1.5 定制动态映射(dynamic mapping)
1.5.1 定制动态映射(dynamic mapping)策略
- 语法:
PUT /index
{
"settings": {...},
"mappings": {
"dynamic": "xxx",
"properties": {
"filed1": {
"type": ""
},
"filed2": {
"type": "",
"dynamic": "xxx"
},
...
}
},
"aliases": {
"default_index": {}
}
}
dynamic:
- true,遇到陌生字段,就进行dynamic mapping,默认值。
- false:新检测到的字段将被忽略。这些字段将不会被索引,因此将无法搜索,但仍将出现在返回的源字段中。这些字段不会添加到映射中,必须显示的添加新字段。
- strict:遇到陌生字段,就报错。
- 示例:
- 创建索引
PUT /my_index
{
"mappings": {
"dynamic": "strict",
"properties": {
"title": {
"type": "text"
},
"address": {
"type": "object",
"dynamic": "true"
}
}
}
}
- 测试插入数据
PUT /my_index/_doc/1
{
"title": "my article",
"content": "this is my article",
"address": {
"province": "guangdong",
"city": "guangzhou"
}
}
- 报错:
{
"error" : {
"root_cause" : [
{
"type" : "strict_dynamic_mapping_exception",
"reason" : "mapping set to strict, dynamic introduction of [content] within [_doc] is not allowed"
}
],
"type" : "strict_dynamic_mapping_exception",
"reason" : "mapping set to strict, dynamic introduction of [content] within [_doc] is not allowed"
},
"status" : 400
}
1.5.2 自定义动态映射(dynamic mapping)策略
- ES会根据传入的值,自动推断类型。
- 日期探测(Date Detection):默认会按照一定格式识别date,比如yyyy-MM-dd,但是如果某个field先过来一个”2019-11-11”的值,就会自动被dynamic mapping识别成date,后面如果在过来一个”hello world”之类的值,就会报错。
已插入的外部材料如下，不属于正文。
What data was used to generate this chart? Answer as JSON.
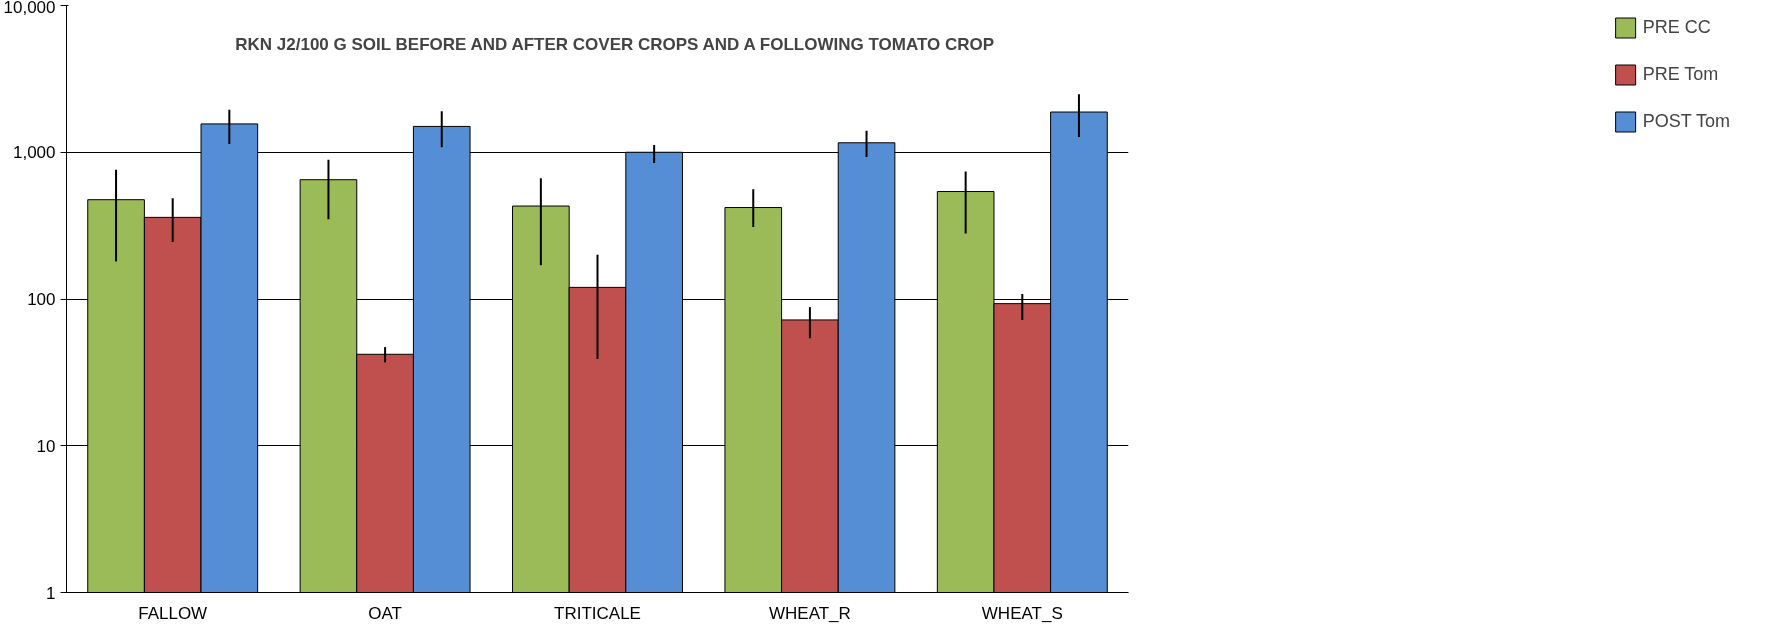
{
  "chart_data": {
    "type": "bar",
    "title": "RKN J2/100 G SOIL BEFORE  AND AFTER COVER CROPS AND A FOLLOWING TOMATO CROP",
    "categories": [
      "FALLOW",
      "OAT",
      "TRITICALE",
      "WHEAT_R",
      "WHEAT_S"
    ],
    "series": [
      {
        "name": "PRE CC",
        "color": "#9bbb59",
        "values": [
          475,
          650,
          430,
          420,
          540
        ],
        "errors": [
          [
            180,
            760
          ],
          [
            350,
            890
          ],
          [
            170,
            665
          ],
          [
            310,
            560
          ],
          [
            280,
            740
          ]
        ]
      },
      {
        "name": "PRE Tom",
        "color": "#c0504d",
        "values": [
          360,
          42,
          120,
          72,
          93
        ],
        "errors": [
          [
            245,
            485
          ],
          [
            37,
            47
          ],
          [
            39,
            200
          ],
          [
            54,
            88
          ],
          [
            72,
            108
          ]
        ]
      },
      {
        "name": "POST Tom",
        "color": "#558ed5",
        "values": [
          1560,
          1500,
          1000,
          1160,
          1880
        ],
        "errors": [
          [
            1140,
            1950
          ],
          [
            1080,
            1900
          ],
          [
            845,
            1120
          ],
          [
            930,
            1400
          ],
          [
            1270,
            2480
          ]
        ]
      }
    ],
    "log": true,
    "ylim": [
      1,
      10000
    ],
    "yticks": [
      1,
      10,
      100,
      {
        "value": 1000,
        "label": "1,000"
      },
      {
        "value": 10000,
        "label": "10,000"
      }
    ],
    "grid": "y",
    "legend": "right"
  }
}
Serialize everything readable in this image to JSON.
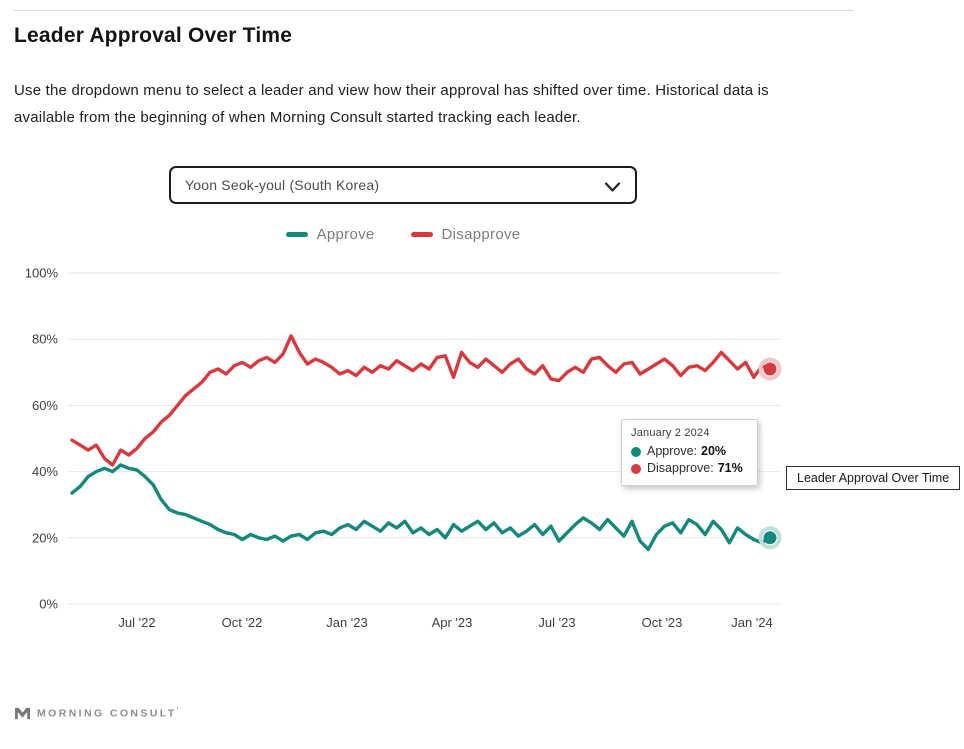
{
  "page": {
    "title": "Leader Approval Over Time",
    "description": "Use the dropdown menu to select a leader and view how their approval has shifted over time. Historical data is available from the beginning of when Morning Consult started tracking each leader.",
    "footer_brand": "MORNING CONSULT",
    "footer_trademark": "'"
  },
  "dropdown": {
    "selected_option": "Yoon Seok-youl (South Korea)"
  },
  "legend": {
    "items": [
      {
        "label": "Approve",
        "color": "#13887b"
      },
      {
        "label": "Disapprove",
        "color": "#d8393e"
      }
    ]
  },
  "tooltip": {
    "date": "January 2 2024",
    "rows": [
      {
        "label": "Approve:",
        "value": "20%",
        "color": "#13887b"
      },
      {
        "label": "Disapprove:",
        "value": "71%",
        "color": "#d8393e"
      }
    ]
  },
  "floating_label": "Leader Approval Over Time",
  "chart_data": {
    "type": "line",
    "title": "Leader Approval Over Time",
    "subject": "Yoon Seok-youl (South Korea)",
    "interval": "weekly",
    "x_start_date": "May 2022",
    "x_end_date": "January 2 2024",
    "x_ticks": [
      "Jul '22",
      "Oct '22",
      "Jan '23",
      "Apr '23",
      "Jul '23",
      "Oct '23",
      "Jan '24"
    ],
    "y_ticks": [
      "100%",
      "80%",
      "60%",
      "40%",
      "20%",
      "0%"
    ],
    "ylim": [
      0,
      100
    ],
    "grid": true,
    "legend_position": "top",
    "series": [
      {
        "name": "Approve",
        "color": "#13887b",
        "halo_color": "#bfe0da",
        "end_value": 20,
        "values": [
          33.5,
          35.5,
          38.5,
          40,
          41,
          40,
          42,
          41,
          40.5,
          38.5,
          36,
          31.5,
          28.5,
          27.5,
          27,
          26,
          25,
          24,
          22.5,
          21.5,
          21,
          19.5,
          21,
          20,
          19.5,
          20.5,
          19,
          20.5,
          21,
          19.5,
          21.5,
          22,
          21,
          23,
          24,
          22.5,
          25,
          23.5,
          22,
          24.5,
          23,
          25,
          21.5,
          23,
          21,
          22.5,
          20,
          24,
          22,
          23.5,
          25,
          22.5,
          24.5,
          21.5,
          23,
          20.5,
          22,
          24,
          21,
          23.5,
          19,
          21.5,
          24,
          26,
          24.5,
          22.5,
          25.5,
          23,
          20.5,
          25,
          19,
          16.5,
          21,
          23.5,
          24.5,
          21.5,
          25.5,
          24,
          21,
          25,
          22.5,
          18.5,
          23,
          21,
          19.5,
          18.5,
          20
        ]
      },
      {
        "name": "Disapprove",
        "color": "#d8393e",
        "halo_color": "#f5c5c8",
        "end_value": 71,
        "values": [
          49.5,
          48,
          46.5,
          48,
          44,
          42,
          46.5,
          45,
          47,
          50,
          52,
          55,
          57,
          60,
          63,
          65,
          67,
          70,
          71,
          69.5,
          72,
          73,
          71.5,
          73.5,
          74.5,
          73,
          75.5,
          81,
          76,
          72.5,
          74,
          73,
          71.5,
          69.5,
          70.5,
          69,
          71.5,
          70,
          72,
          71,
          73.5,
          72,
          70.5,
          72.5,
          71,
          74.5,
          75,
          68.5,
          76,
          73,
          71.5,
          74,
          72,
          70,
          72.5,
          74,
          71,
          69.5,
          72,
          68,
          67.5,
          70,
          71.5,
          70,
          74,
          74.5,
          72,
          70,
          72.5,
          73,
          69.5,
          71,
          72.5,
          74,
          72,
          69,
          71.5,
          72,
          70.5,
          73,
          76,
          73.5,
          71,
          73,
          68.5,
          72,
          71
        ]
      }
    ]
  }
}
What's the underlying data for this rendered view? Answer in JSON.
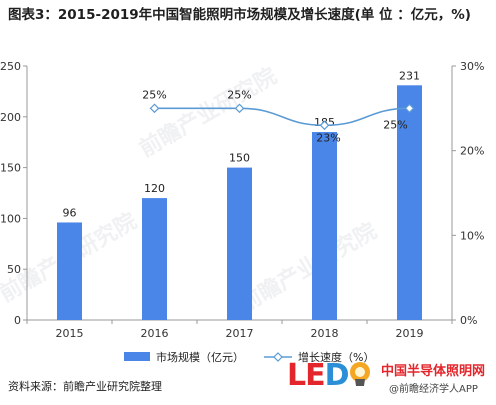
{
  "title": "图表3：2015-2019年中国智能照明市场规模及增长速度(单 位 ：亿元，%)",
  "source": "资料来源：前瞻产业研究院整理",
  "brand": {
    "logo_text": "LED",
    "name": "中国半导体照明网",
    "watermark": "@前瞻经济学人APP"
  },
  "watermark_text": "前瞻产业研究院",
  "colors": {
    "bar": "#4a86e8",
    "line": "#5b9bd5",
    "axis": "#999999",
    "text": "#1f1f1f"
  },
  "chart_data": {
    "type": "bar",
    "categories": [
      "2015",
      "2016",
      "2017",
      "2018",
      "2019"
    ],
    "series": [
      {
        "name": "市场规模（亿元）",
        "type": "bar",
        "axis": "left",
        "values": [
          96,
          120,
          150,
          185,
          231
        ]
      },
      {
        "name": "增长速度（%）",
        "type": "line",
        "axis": "right",
        "values": [
          null,
          25,
          25,
          23,
          25
        ]
      }
    ],
    "bar_labels": [
      "96",
      "120",
      "150",
      "185",
      "231"
    ],
    "line_labels": [
      "",
      "25%",
      "25%",
      "23%",
      "25%"
    ],
    "left_axis": {
      "ylim": [
        0,
        250
      ],
      "ticks": [
        "0",
        "50",
        "100",
        "150",
        "200",
        "250"
      ]
    },
    "right_axis": {
      "ylim": [
        0,
        30
      ],
      "ticks": [
        "0%",
        "10%",
        "20%",
        "30%"
      ]
    },
    "legend_position": "bottom",
    "grid": false
  }
}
可以手动关闭某个type的date detection,如果有需要,自己手动指定某个field为date类型。
- 语法:
PUT /index
{
"mappings": {
"date_detection": false,
"properties": {
"filed1": {
"type": ""
},
"filed2": {
"type": ""
},
...
}
}
}
- 示例:关闭日期探测
PUT /my_index
{
"mappings": {
"date_detection": false,
"properties": {
"title": {
"type": "text"
},
"address": {
"type": "object",
"dynamic": "true"
}
}
}
}
- 测试插入数据:
PUT /my_index/_doc/1
{
"title": "my article",
"content": "this is my article",
"address": {
"province": "guangdong",
"city": "guangzhou"
},
"post_date":"2019-09-10"
}
- 自定义日期格式:dynamic_date_formats可以定制自己的格式。
- 语法:
PUT /index
{
"mappings": {
"dynamic_date_formats": ["MM/dd/yyyy"],
"properties": {
"filed1": {
"type": ""
},
"filed2": {
"type": ""
},
...
}
}
}
- 示例:自定义日期格式
PUT /my_index
{
"mappings": {
"dynamic_date_formats": ["MM/dd/yyyy"]
}
}
- 测试插入数据:
PUT /my_index/_doc/1
{
"create_date": "09/25/2019"
}
- 数字探测(Numeric Detection):虽然JSON支持本机浮点和整数数据类型,但是某些应用程序或语言有时候可能将数字呈现为字符串。通常正确的解决方案是显示的映射这些字段,那么就可以启用数字检测(默认情况下禁用)来自动完成这些操作。
- 语法:
PUT /index
{
"mappings": {
"numeric_detection": true,
"properties": {
"filed1": {
"type": ""
},
"filed2": {
"type": ""
},
...
}
}
}
- 示例:开启数字探测
PUT /my_index
{
"mappings": {
"numeric_detection": true
}
}
- 测试插入数据:
PUT /my_index/_doc/1
{
"my_float": "1.0",
"my_integer": "1"
}
1.5.3 定义自己的dynamic mapping template(动态映射模板)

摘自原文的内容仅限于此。